Wollte die Stadt die Sanierungskosten auf die Miete umlegen, würde dies einen Preis von 32,20 Euro pro Quadratmeter ergeben. Aber dies, davon gehen Gerich und Andreas Guntrum, Geschäftsführer der mit der Projektleitung beauftragten Städtischen Entwicklungsgesellschaft SEG, aus, könne kein Kulturbetrieb zahlen. Soll das Walhalla jedoch wie von der Stadtverordnetenversammlung beschlossen weiterhin Kulturstätte bleiben, sei ein städtischer Zuschuss unumgänglich. Gerich schlägt daher vor, der WVV Holding, die Eigentümerin des Walhalla ist, 21 Millionen Euro Investitionskostenzuschuss zukommen zu lassen. Somit müsste die WVV vom künftigen Mieter nur noch zehn bis zwölf Euro verlangen, ein, so vermuten die Verantwortlichen, für einen Kulturanbieter akzeptabler Preis. Guntrum erwartet zudem, dass das Projekt Walhalla von verschiedenen Bundes-, Länder- und EU-Programmen gefördert werden könne, so dass sich der städtische Zuschuss unterm Strich verringere.
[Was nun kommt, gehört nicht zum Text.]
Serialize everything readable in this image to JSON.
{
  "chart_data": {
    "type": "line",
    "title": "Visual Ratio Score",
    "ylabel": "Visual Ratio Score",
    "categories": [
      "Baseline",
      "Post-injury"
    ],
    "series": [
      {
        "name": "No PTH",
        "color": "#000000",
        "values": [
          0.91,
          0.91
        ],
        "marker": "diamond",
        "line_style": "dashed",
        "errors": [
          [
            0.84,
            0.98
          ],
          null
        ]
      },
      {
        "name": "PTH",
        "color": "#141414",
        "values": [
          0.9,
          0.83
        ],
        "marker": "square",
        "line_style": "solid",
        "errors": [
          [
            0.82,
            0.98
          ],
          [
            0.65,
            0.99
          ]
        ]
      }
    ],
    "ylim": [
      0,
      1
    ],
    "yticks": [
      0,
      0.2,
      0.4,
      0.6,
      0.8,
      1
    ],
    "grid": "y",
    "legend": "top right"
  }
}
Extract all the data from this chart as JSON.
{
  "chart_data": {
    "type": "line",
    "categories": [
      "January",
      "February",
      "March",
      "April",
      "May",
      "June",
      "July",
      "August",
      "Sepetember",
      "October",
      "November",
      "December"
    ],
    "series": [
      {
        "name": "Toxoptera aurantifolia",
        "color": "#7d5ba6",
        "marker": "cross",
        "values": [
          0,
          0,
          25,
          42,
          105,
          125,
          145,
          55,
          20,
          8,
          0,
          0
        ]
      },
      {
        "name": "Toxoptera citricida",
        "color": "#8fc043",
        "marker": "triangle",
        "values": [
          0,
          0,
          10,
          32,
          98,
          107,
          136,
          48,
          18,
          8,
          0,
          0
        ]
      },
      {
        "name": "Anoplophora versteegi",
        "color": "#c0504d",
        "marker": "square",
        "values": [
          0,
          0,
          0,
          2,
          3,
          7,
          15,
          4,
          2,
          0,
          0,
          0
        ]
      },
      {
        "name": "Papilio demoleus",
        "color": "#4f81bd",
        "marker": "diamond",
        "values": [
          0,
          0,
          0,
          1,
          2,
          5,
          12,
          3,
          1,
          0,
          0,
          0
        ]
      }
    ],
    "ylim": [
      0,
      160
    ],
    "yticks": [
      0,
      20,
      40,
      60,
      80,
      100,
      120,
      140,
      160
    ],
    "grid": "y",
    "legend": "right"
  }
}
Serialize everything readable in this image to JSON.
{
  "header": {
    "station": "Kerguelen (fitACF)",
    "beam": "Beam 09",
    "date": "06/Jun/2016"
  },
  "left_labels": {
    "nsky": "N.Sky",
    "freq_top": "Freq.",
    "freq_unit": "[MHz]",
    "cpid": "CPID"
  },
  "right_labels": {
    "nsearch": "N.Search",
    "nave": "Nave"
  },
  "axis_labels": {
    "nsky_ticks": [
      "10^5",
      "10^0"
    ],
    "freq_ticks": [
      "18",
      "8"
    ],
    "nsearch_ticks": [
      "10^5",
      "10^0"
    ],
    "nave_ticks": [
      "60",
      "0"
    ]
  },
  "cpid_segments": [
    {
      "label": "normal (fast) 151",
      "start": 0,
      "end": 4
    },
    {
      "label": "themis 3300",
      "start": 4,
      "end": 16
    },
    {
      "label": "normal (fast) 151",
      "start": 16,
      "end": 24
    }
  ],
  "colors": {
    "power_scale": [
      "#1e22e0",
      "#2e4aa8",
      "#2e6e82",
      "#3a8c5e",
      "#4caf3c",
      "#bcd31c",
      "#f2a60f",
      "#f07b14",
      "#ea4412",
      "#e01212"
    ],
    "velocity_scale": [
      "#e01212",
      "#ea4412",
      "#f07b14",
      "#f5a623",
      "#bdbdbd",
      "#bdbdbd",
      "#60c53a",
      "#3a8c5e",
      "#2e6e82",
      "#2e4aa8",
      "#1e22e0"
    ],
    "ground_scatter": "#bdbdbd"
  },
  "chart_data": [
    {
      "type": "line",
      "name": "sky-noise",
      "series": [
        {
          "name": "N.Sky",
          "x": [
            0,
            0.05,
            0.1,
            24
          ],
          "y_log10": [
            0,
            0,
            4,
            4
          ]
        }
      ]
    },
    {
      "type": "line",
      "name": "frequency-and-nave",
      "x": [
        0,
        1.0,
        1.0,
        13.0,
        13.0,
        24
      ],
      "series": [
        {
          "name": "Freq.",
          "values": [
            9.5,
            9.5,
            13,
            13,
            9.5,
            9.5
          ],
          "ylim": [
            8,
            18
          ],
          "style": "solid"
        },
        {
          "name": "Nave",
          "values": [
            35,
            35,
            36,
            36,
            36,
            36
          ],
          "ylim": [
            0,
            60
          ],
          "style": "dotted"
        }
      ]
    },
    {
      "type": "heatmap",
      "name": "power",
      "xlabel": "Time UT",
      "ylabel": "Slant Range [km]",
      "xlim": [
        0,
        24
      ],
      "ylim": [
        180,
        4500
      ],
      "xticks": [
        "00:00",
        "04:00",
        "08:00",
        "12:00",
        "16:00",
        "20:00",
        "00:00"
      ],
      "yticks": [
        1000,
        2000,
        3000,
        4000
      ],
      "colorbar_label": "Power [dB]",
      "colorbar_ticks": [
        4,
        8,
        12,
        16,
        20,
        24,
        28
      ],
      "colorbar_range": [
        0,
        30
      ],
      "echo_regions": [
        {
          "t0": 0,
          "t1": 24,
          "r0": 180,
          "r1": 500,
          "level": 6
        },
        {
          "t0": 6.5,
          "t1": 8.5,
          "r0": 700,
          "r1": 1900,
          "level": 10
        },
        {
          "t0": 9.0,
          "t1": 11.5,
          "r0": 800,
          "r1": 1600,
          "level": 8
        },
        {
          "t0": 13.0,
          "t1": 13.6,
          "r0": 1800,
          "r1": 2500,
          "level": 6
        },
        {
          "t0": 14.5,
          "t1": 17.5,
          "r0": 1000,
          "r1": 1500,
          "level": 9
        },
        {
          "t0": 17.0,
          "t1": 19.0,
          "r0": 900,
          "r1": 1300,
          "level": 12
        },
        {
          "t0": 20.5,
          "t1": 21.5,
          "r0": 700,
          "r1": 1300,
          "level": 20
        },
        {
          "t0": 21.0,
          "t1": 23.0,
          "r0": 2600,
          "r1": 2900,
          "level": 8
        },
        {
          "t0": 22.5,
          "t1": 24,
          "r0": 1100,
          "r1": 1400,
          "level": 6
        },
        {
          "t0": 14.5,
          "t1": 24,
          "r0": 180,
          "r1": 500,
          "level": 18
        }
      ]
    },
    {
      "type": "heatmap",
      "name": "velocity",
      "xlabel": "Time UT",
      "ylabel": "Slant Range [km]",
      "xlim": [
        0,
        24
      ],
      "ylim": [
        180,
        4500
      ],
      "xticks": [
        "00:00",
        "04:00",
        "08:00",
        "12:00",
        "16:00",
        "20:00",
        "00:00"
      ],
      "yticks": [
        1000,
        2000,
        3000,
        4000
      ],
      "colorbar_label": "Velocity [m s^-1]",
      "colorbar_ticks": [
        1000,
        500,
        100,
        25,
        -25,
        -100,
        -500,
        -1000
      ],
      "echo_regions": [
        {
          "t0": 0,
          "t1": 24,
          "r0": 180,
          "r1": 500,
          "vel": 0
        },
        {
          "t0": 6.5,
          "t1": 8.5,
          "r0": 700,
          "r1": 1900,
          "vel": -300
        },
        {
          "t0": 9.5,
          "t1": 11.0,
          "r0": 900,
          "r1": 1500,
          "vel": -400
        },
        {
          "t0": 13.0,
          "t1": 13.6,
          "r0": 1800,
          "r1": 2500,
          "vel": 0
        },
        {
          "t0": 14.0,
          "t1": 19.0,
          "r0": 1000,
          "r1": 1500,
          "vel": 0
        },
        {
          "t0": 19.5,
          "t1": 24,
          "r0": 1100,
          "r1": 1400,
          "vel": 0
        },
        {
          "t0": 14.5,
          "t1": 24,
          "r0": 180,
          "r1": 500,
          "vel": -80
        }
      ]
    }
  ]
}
Die Stadtverordneten sollen demnächst entscheiden, wie es mit dem Walhalla-Theater weitergeht. Dann könne Geld im Haushalt 2020/21 bereitgestellt werden. „Ich würde mir wünschen, dass die Stadt den Mut und die Kraft hat, aus dem Schmuckstück etwas zu machen“, sagte Gerich. Eine andere Nutzung sei ohnehin kaum zu finden. Ob das hessische Staatstheater während der Sanierungsphase im Walhalla unterschlüpfen könne, sei offen. Die Landesministerien berieten noch die Details der bevorstehenden Arbeiten. Wer das Walhalla künftig bespielen kann, das soll europaweit ausgeschrieben werden.

Das Walhalla

Das 1897 im neobarocken Stil erbaute Theater war als Ort der leichteren Künste. Es öffnete als Variététheater. 

1946 konstituierte sich der hessische Landtag im Walhalla. In den 1970er Jahren war es Kino, später war die legendäre Diskothek Big Apple dort untergebracht. 

Von 2001 bis zur Schließung 2017 bespielte der Verein Walhalla-Theater Teile des Hauses.